Karate: A Transformative Experience


This blog entry talks about the life-changing impact karate made in the life of one martial arts practitioner. If you have an inspirational, uplifting story about how martial arts personally affected you, please contact us at info@litorcomartialarts.com. We would love to share your story.

By Connie Litorco

In 2009 our daughter, Celeste, was born. We were thrilled, scared and excited to be new parents, but something was wrong. I was tired all the time and felt constant, intense pain. There were times when my heart would race until I felt like passing out. There were times I couldn’t breathe. Understandably, my symptoms were attributed to the fact that we were first time parents with a newborn, postpartum depression, and my obesity. 

About a year after these symptoms surfaced, I experienced my first fainting episode. Within months, I was so exhausted I could barely care for the baby and I was fainting up to six times a day. I saw multitudes of specialists and went through scores of tests as doctors slowly ruled out MS, Lupus, rheumatoid arthritis, muscular dystrophy, early-onset Parkinson’s and epilepsy. Eventually, a rheumatologist diagnosed me with Fibromyalgia which explained the extreme muscle weakness and nerve pain, but not the fainting.

One evening, my heart was beating so irregularly and painfully, I thought I was having a heart attack at 31 years of age. After an ECG in the emergency room, I finally received a diagnosis to explain my fainting and cardiac symptoms: Long QT Syndrome. Essentially, when my heart rate spiked due to fibromyalgia pain flares, my heart would stop beating altogether. 24 hour heart monitoring showed that my heart would stop up to 13 seconds at a time, multiple times a day. According to the Cardiologist, it was a miracle I was still alive. 

I underwent pacemaker implantation and became the second person in Canada to receive a ceramic, MRI compatible, dual chamber pacemaker. I experienced rare and nearly fatal side effects after the operation which led to emergency surgery, and just before Christmas 2011 I came home with a functional heart.

Recovery from that medical emergency was very slow and mentally challenging. I was so afraid to exercise or do doing anything to cause my heart rate to increase because sudden cardiac death was still a very real possibility for me.

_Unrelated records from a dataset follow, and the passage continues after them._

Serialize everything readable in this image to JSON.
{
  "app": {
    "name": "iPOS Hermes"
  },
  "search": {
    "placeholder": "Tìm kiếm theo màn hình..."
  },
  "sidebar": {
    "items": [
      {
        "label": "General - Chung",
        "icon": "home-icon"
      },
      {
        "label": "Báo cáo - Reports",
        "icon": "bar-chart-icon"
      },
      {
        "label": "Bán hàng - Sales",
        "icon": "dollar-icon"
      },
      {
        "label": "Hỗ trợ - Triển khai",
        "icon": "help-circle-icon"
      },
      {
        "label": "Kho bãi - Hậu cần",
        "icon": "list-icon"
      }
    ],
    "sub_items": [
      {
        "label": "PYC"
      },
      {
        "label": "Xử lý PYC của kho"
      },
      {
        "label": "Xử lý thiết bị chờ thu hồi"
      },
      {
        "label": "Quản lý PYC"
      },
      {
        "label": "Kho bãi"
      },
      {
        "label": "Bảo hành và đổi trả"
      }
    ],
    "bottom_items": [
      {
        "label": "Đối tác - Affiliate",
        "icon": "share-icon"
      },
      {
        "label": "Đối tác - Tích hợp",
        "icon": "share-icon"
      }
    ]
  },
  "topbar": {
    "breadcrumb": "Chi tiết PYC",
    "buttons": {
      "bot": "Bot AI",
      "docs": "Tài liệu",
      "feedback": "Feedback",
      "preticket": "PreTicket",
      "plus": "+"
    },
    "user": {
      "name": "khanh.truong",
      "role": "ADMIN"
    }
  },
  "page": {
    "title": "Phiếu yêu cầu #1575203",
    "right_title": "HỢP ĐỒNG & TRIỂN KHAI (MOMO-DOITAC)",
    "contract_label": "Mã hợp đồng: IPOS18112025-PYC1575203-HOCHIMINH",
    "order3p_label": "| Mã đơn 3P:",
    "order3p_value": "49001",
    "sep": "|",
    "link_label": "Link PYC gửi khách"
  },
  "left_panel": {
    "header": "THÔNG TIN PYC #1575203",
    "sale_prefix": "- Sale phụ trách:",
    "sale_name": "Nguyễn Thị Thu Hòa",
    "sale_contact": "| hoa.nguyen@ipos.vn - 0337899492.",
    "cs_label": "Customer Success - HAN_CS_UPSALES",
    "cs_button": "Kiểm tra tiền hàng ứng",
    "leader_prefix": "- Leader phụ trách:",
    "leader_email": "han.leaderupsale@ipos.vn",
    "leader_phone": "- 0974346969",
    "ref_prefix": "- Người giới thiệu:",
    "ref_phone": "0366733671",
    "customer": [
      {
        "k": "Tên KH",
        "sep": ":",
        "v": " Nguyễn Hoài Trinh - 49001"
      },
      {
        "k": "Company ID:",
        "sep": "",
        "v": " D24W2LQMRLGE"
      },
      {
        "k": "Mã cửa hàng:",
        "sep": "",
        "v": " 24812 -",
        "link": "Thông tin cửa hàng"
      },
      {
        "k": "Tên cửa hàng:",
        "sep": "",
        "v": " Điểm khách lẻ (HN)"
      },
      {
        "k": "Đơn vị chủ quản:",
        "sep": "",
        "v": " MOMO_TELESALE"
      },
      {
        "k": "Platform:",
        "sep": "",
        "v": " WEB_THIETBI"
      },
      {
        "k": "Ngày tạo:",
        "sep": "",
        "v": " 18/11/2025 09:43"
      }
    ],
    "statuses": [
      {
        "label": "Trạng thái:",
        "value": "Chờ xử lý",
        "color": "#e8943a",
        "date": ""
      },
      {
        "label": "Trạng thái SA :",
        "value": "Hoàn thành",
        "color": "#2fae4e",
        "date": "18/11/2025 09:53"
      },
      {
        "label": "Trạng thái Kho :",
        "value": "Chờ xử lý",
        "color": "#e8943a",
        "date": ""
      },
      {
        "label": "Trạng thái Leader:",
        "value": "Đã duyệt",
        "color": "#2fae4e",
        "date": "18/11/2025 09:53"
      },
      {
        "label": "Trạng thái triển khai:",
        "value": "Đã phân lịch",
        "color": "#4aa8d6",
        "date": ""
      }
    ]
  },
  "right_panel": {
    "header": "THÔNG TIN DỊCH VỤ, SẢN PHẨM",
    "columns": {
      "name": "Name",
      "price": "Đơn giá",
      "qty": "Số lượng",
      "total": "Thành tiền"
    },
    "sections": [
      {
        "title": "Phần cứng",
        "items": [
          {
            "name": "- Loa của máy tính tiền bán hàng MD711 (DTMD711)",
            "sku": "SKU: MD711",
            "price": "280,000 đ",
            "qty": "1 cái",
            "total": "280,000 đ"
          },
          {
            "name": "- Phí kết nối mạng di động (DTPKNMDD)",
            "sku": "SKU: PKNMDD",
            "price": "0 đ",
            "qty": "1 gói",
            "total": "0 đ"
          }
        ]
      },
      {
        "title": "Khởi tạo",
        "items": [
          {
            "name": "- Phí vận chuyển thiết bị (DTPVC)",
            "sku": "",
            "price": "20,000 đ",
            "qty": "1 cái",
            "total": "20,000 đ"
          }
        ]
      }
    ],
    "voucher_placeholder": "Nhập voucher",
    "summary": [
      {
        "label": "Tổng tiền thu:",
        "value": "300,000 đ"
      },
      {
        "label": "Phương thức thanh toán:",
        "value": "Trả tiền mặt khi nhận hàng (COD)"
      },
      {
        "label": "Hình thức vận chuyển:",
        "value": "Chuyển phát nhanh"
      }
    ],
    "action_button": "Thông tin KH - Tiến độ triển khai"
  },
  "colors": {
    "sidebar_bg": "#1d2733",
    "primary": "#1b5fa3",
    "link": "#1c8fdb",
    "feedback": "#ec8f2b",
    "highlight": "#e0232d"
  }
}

I was not allowed to work, drive, or take care of Celeste on my own. I felt like my life was over and that I was a burden to my family.

For several years I lead an incredibly sedentary life. I lost most of my muscle mass, any semblance of  cardiovascular fitness disappeared and I easily tired while walking or going up stairs. I thought my heart condition was worsening and thought that resting more would help. I was trapped in a vicious cycle of degrading health and my quality of life was at an all time low. I became suicidally depressed and started to self-harm. 

In 2013, Sensei Alex Capicio started teaching at Eastlake Industrial Park and I encouraged Bryan to check out his friend’s dojo after retiring from martial arts 10 years prior. After seeing his excitement and realizing how much karate meant to him, I made it my mission to nag Bryan until he agreed to start training again. After watching Bryan train, Celeste was interested in starting karate because dance wasn’t holding her interest, but she felt scared. I made a pact with her: if she started karate, I would too so we could learn together and do our belt tests together. In September 2014 Celeste and I officially joined Capicio Zen Karate and became part of the Zen Karate family.

I cannot express just how impactful karate and martial arts has been on my health and lifestyle. I went from being completely sedentary and housebound to co-owning a dojo and taking martial arts classes (karate, kickboxing and Rutano Estokada Kali) 7 days a week. I’ve met so many friendly, supportive, non-judgmental people who’ve all helped me achieve things I’d never thought possible. As an extremely introverted and shy person, the idea of participating in group classes and martial arts tournaments seemed like an impossibility, but I now look forward to training and competing. 

The best part about joining martial arts is I now feel like a real role model to my daughter and I cherish the time we spend training together and competing as a family. I feel like a productive, useful individual again for the first time in many years. I have the ambition to set goals for myself and the motivation to work to achieve them. It fills me with happiness to hear Celeste say, “If you’re doing it, I should at least try.” 

I encourage anyone who is interested in martial arts to try it, regardless of age, ability or fears (check out our previous blog You’re Never Too __ to Start Martial Arts). If you experience even a fraction of the benefits I do, you’ll be forever grateful you did!